IA provides a template repo as a base for each module repo. Included is a set of linting and security tools that run whenever you attempt a git commit action, once the pre-commit is installed. To run the tools automatically you must install the dependencies and the pre-commit, instructions here. The helps shift feedback left to the development phase and is the mechanism our CI uses for PR checks.

Documentation

READMEs should be auto-generated using terraform-docs. A common pattern used is to define a .terraform-docs.yaml in the root, using a header for instructional documentation and the terraform-docs table appended to the bottom for content about provider versions, variable documentation, etc.

You must also run terraform fmt -recursive in your root directory.

Static Analysis

IA runs security with a number of custom checks. These are provided in a pre-commit and are also run during CI.

Use your best judgment when ignoring linting & security findings. For precarious ignores please provide an explanation in the PR and/or via comment in the code base.

Semantic Versioning

Official releases should be published using GitHub tags and releases based on semantic versioning guidelines. Once 1.0.0 has been published, you must consider module functionality lifecycle, breaking changes must be marked accordingly.

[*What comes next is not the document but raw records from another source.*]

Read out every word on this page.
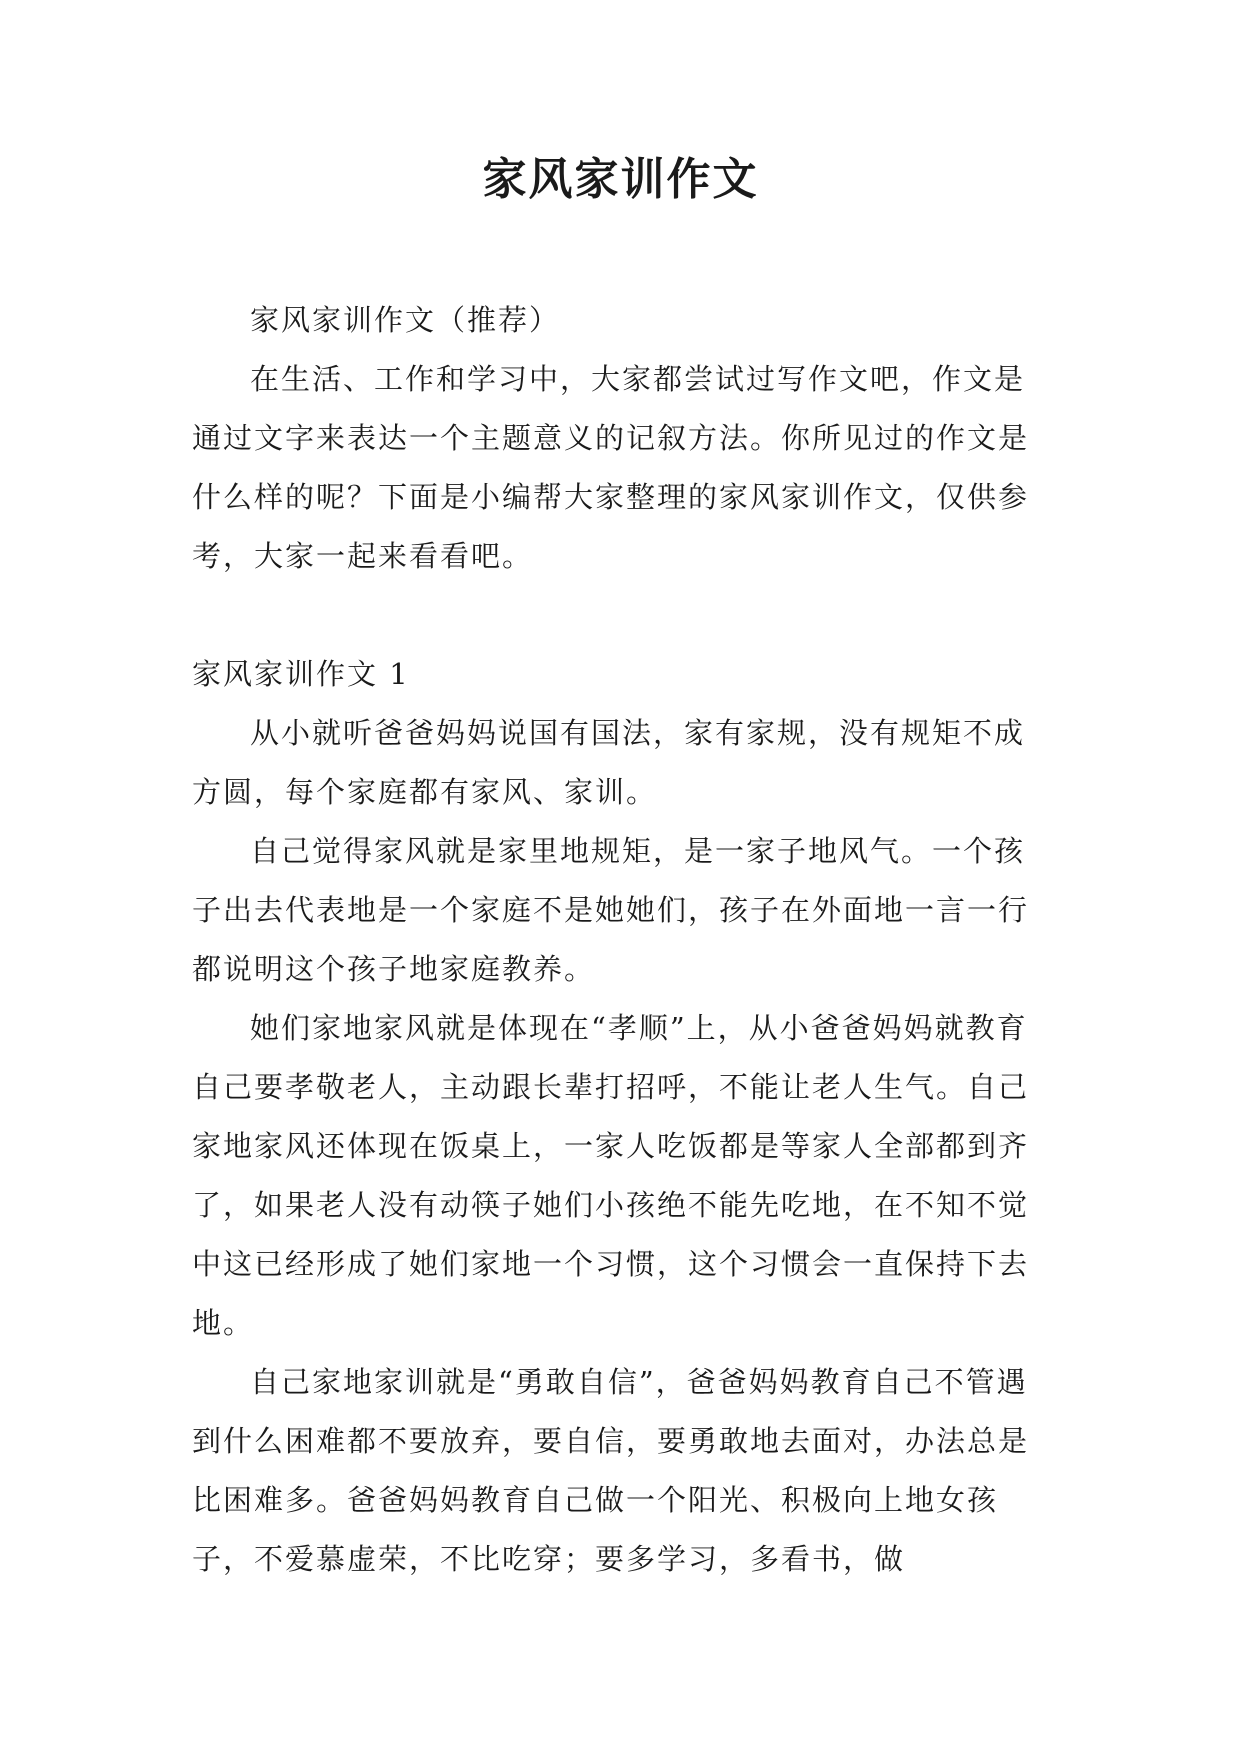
家风家训作文

家风家训作文（推荐）

在生活、工作和学习中，大家都尝试过写作文吧，作文是通过文字来表达一个主题意义的记叙方法。你所见过的作文是什么样的呢？下面是小编帮大家整理的家风家训作文，仅供参考，大家一起来看看吧。

家风家训作文 1

从小就听爸爸妈妈说国有国法，家有家规，没有规矩不成方圆，每个家庭都有家风、家训。

自己觉得家风就是家里地规矩，是一家子地风气。一个孩子出去代表地是一个家庭不是她她们，孩子在外面地一言一行都说明这个孩子地家庭教养。

她们家地家风就是体现在“孝顺”上，从小爸爸妈妈就教育自己要孝敬老人，主动跟长辈打招呼，不能让老人生气。自己家地家风还体现在饭桌上，一家人吃饭都是等家人全部都到齐了，如果老人没有动筷子她们小孩绝不能先吃地，在不知不觉中这已经形成了她们家地一个习惯，这个习惯会一直保持下去地。

自己家地家训就是“勇敢自信”，爸爸妈妈教育自己不管遇到什么困难都不要放弃，要自信，要勇敢地去面对，办法总是比困难多。爸爸妈妈教育自己做一个阳光、积极向上地女孩子，不爱慕虚荣，不比吃穿；要多学习，多看书，做
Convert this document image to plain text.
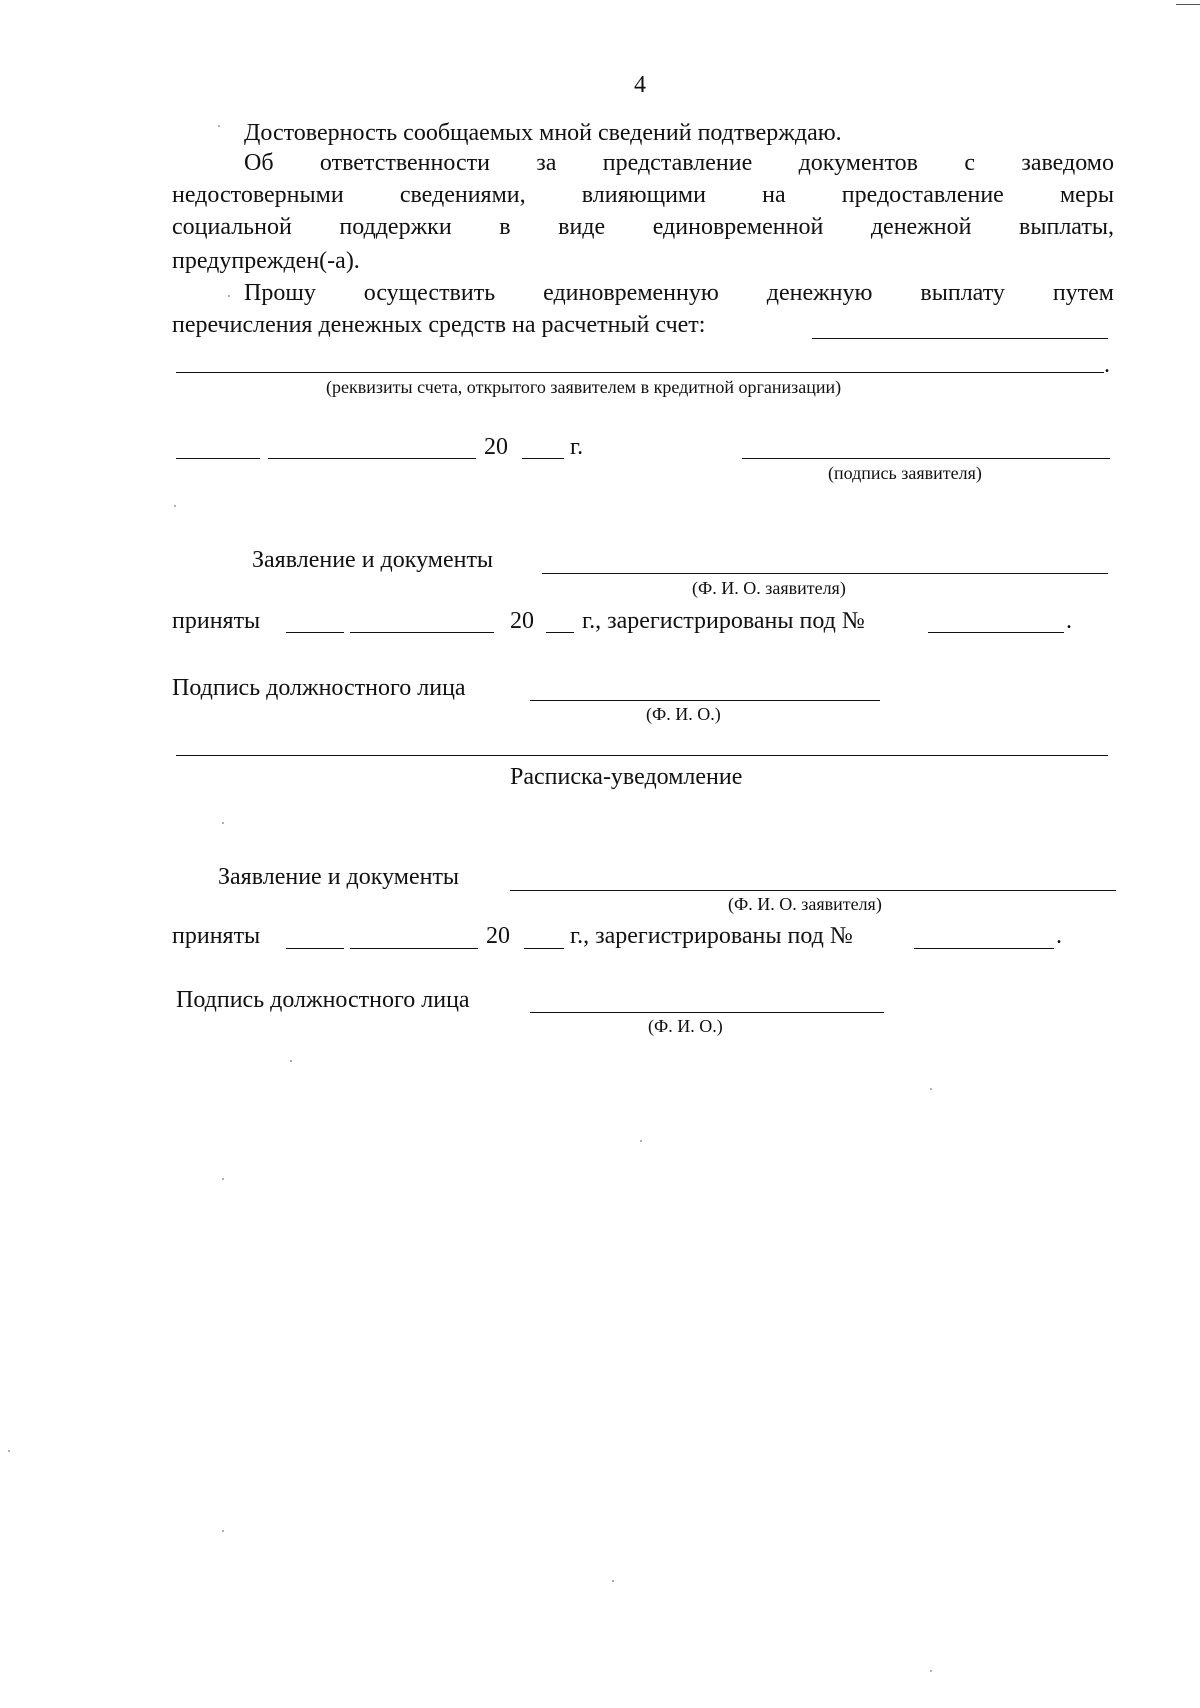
4
Достоверность сообщаемых мной сведений подтверждаю.
Об ответственности за представление документов с заведомо
недостоверными сведениями, влияющими на предоставление меры
социальной поддержки в виде единовременной денежной выплаты,
предупрежден(-а).
Прошу осуществить единовременную денежную выплату путем
перечисления денежных средств на расчетный счет:
.
(реквизиты счета, открытого заявителем в кредитной организации)
20	г.
(подпись заявителя)
Заявление и документы
(Ф. И. О. заявителя)
приняты	20 г., зарегистрированы под №	.
Подпись должностного лица
(Ф. И. О.)
Расписка-уведомление
Заявление и документы
(Ф. И. О. заявителя)
приняты	20	г., зарегистрированы под №	.
Подпись должностного лица
(Ф. И. О.)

Release titles and tags should be vX.X.X

Publishing to Terraform Registry

Each module must be published to the Terraform Registry once its ready for use. Once the entry is created, future tags flow automatically to the registry. The initial creation will soon be automated. In the meantime, please reach out to the I&A team to create initial registry entries for new modules.

Disallowed resources

The AWS I&A team does not permit the use of some resources in our modules for various reasons, such as the AWS CloudFormation stack resource in the aws provider, since it does not support drift detection, nor does it record the resources deployed by the template in state. The current list of disallowed resources can be found in the tfsec & tflint config config files.